There are some people who like to suggest that modern monetary theory (MMT) suggests that a government can create money without limit. They go on to say that this has always resulted in economic disaster. The words Zimbabwe and Weimar Republic are never far from their lips. The reality is, however, that MMT does not say that governments can create any amount of money they like without limit. What it does say are two things.
The first is that as a matter of fact all government spending is paid for out of money newly created for the purpose and that this is then cancelled by taxation. I would argue that this is simple fact.

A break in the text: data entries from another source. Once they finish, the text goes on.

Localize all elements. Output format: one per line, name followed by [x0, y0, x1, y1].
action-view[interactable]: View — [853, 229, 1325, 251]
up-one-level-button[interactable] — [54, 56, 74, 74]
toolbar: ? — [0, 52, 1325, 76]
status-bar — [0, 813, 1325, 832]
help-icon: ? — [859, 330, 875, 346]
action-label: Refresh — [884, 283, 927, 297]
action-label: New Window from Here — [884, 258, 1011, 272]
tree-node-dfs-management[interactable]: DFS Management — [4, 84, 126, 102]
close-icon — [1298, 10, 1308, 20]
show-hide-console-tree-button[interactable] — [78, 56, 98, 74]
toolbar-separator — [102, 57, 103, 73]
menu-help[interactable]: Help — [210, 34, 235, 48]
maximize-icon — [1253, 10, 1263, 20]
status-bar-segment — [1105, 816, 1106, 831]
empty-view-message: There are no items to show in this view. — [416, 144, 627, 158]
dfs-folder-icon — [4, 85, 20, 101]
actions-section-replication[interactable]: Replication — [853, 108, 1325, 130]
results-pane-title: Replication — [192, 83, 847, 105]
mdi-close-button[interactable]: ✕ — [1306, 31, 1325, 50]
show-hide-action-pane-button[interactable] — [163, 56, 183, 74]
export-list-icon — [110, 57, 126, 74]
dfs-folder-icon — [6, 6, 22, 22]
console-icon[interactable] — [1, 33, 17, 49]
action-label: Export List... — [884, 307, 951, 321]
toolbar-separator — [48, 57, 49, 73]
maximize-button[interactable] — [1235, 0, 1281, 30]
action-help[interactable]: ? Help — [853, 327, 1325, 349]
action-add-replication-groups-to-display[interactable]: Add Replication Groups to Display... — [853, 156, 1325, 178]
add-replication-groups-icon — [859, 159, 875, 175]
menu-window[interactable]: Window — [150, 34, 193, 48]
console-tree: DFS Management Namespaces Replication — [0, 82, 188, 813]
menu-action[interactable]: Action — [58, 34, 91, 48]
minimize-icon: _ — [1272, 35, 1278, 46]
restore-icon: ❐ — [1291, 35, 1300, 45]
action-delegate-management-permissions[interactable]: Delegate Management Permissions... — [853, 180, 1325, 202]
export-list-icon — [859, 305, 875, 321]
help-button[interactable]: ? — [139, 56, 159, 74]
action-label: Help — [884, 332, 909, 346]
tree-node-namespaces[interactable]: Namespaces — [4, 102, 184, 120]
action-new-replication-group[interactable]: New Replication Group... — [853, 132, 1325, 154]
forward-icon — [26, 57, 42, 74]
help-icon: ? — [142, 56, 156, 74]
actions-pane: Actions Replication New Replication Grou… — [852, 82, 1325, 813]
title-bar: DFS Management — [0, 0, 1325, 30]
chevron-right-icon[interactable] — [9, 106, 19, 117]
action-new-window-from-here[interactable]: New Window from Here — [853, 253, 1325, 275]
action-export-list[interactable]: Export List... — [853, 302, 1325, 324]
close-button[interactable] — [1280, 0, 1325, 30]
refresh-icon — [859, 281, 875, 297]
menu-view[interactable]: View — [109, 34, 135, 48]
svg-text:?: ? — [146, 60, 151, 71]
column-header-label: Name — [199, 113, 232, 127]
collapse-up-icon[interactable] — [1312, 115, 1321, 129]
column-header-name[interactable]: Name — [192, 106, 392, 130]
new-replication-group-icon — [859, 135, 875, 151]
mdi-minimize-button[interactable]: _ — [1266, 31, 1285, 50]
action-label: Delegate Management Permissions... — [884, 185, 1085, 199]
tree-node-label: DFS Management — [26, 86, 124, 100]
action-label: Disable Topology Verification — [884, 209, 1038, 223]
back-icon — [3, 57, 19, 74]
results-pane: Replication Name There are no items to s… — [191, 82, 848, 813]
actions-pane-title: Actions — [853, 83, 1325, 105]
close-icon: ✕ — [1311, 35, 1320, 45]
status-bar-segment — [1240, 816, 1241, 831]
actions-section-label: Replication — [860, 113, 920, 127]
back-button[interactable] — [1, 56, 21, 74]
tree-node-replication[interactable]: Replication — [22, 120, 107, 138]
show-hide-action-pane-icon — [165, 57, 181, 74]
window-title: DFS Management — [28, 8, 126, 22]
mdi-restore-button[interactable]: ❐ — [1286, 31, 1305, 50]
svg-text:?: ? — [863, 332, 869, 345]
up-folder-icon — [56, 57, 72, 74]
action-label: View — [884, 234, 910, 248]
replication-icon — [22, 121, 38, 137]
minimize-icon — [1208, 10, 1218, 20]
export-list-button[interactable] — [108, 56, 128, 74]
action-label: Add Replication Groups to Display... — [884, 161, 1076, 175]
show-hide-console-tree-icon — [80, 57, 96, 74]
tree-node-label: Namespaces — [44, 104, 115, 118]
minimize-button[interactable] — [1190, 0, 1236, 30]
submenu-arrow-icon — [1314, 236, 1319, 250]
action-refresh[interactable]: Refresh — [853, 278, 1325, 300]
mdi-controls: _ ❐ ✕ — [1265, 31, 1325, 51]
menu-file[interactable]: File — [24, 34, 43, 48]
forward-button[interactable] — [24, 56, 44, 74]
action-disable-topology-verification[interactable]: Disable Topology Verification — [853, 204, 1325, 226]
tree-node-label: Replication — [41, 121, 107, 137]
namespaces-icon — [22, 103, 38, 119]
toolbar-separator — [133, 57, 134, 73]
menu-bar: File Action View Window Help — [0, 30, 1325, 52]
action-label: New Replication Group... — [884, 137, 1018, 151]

Far from being a prescription for inflation creation then, MMT does in fact provide both a very precise description of when demand-pull inflation might be created in the economy by suggesting that money creation should be curtailed when there is no excess capacity in the economy (this constraint being applicable to both government and private bank created money) and it provides two mechanisms for addressing that inflation. One is to stop the money creation, either by limiting government spending in that situation, or by limiting bank lending. The other is to tax that inflation out of the system.
MMT is then the friend of those who would like to control inflation. Professor Stephanie Kelton explains this very succinctly here, making clear in the process that it is not the availability of money that constrains a government from fulfilling its plan: its whether or not they can actually be delivered on the ground that does that. But what is never true is that MMT is a prescription for inflation: indeed, it could be entirely reasonably argued that it provides the best mechanism for controlling inflation that we now know of given that monetary policy is now almost wholly ineffective given that real rates are at or close to zero.